L’équipe de Take Our Border Back a souligné qu’elle avait l’intention de maintenir ses manifestations dans le calme : « APPORTEZ VOS CHAISES, GLACIÈRES ET UN GENTIL COEUR ! » le site conseille les participants potentiels. Pourtant, Burghart a déclaré que même si le convoi ne représente pas grand-chose, il craint qu’il ne conduise à une croissance des groupes extrémistes anti-immigration au cours des prochains mois. « C’est le genre de chose qui se produit avec ces problèmes frontaliers : par la suite, vous avez une augmentation de l’activité paramilitaire autour de la frontière, des efforts extrajudiciaires pour arrêter les immigrants sans papiers », a-t-il déclaré.

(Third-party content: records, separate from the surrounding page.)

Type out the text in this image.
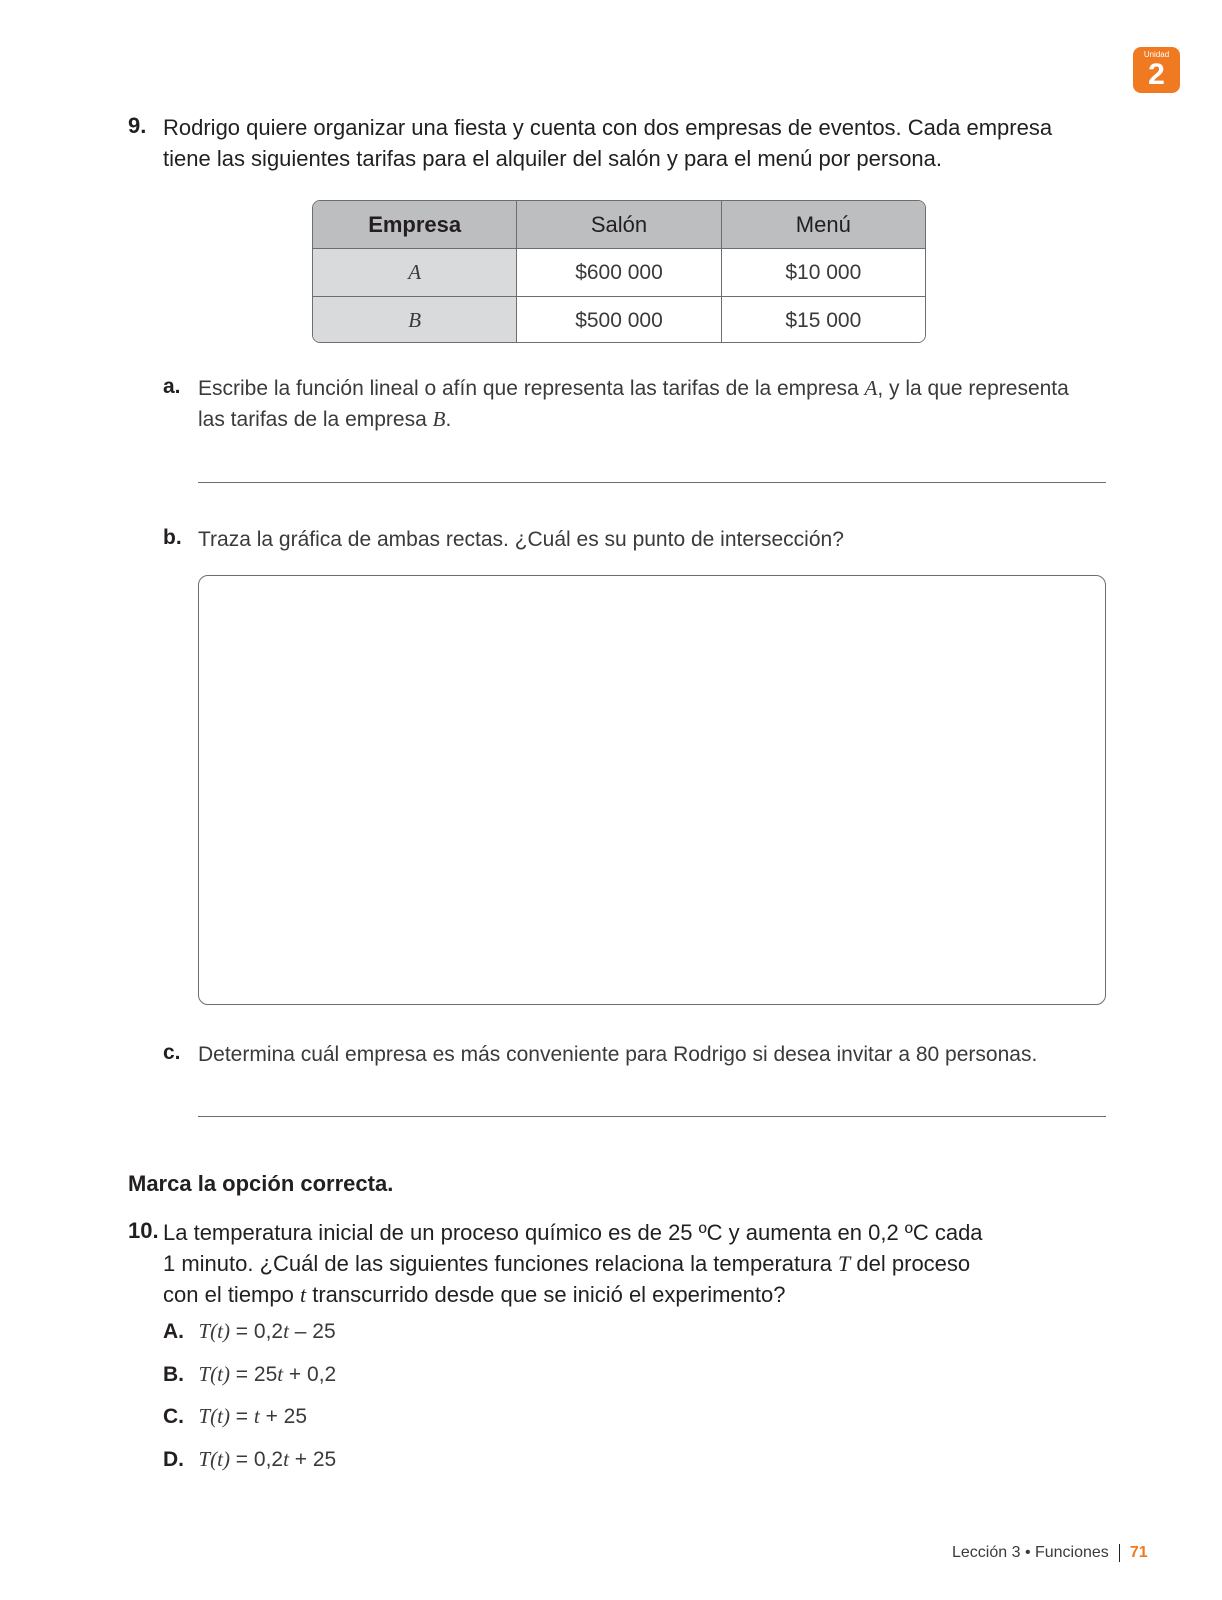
Unidad
2
9. Rodrigo quiere organizar una fiesta y cuenta con dos empresas de eventos. Cada empresa
tiene las siguientes tarifas para el alquiler del salón y para el menú por persona.
Empresa	Salón	Menú
A	$600 000	$10 000
B	$500 000	$15 000
a. Escribe la función lineal o afín que representa las tarifas de la empresa A, y la que representa
las tarifas de la empresa B.
b. Traza la gráfica de ambas rectas. ¿Cuál es su punto de intersección?
c. Determina cuál empresa es más conveniente para Rodrigo si desea invitar a 80 personas.
Marca la opción correcta.
10. La temperatura inicial de un proceso químico es de 25 ºC y aumenta en 0,2 ºC cada
1 minuto. ¿Cuál de las siguientes funciones relaciona la temperatura T del proceso
con el tiempo t transcurrido desde que se inició el experimento?
A. T(t) = 0,2t – 25
B. T(t) = 25t + 0,2
C. T(t) = t + 25
D. T(t) = 0,2t + 25
Lección 3 • Funciones 71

Il a évoqué le meurtre en 2009 de Brisenia et de Raul Junior Flores dans une ville frontalière de l’Arizona, perpétré par des membres d’un groupe dissident de la milice très médiatisée des Minutemen.
Cook, la chercheuse du 6 janvier, a déclaré avoir observé le puissant mélange de théories du complot se produire lors des convois de camionneurs anti-vaccins de 2022. Même si la participation à ce convoi s’est avérée bien inférieure à ce que les organisateurs avaient espéré, « ce n’était absolument pas un échec dans la construction du mouvement », a-t-elle déclaré. « Je vois tous ces mouvements fonctionner de cette façon : ils commencent à introduire différentes idées extrémistes, puis les gens qui n’y adhèrent pas pleinement ou ne les comprennent même pas les reprennent et les suivent. »
Cet article a été publié pour la première fois sur Mother Jones. Il a été republié avec l’autorisation de la publication.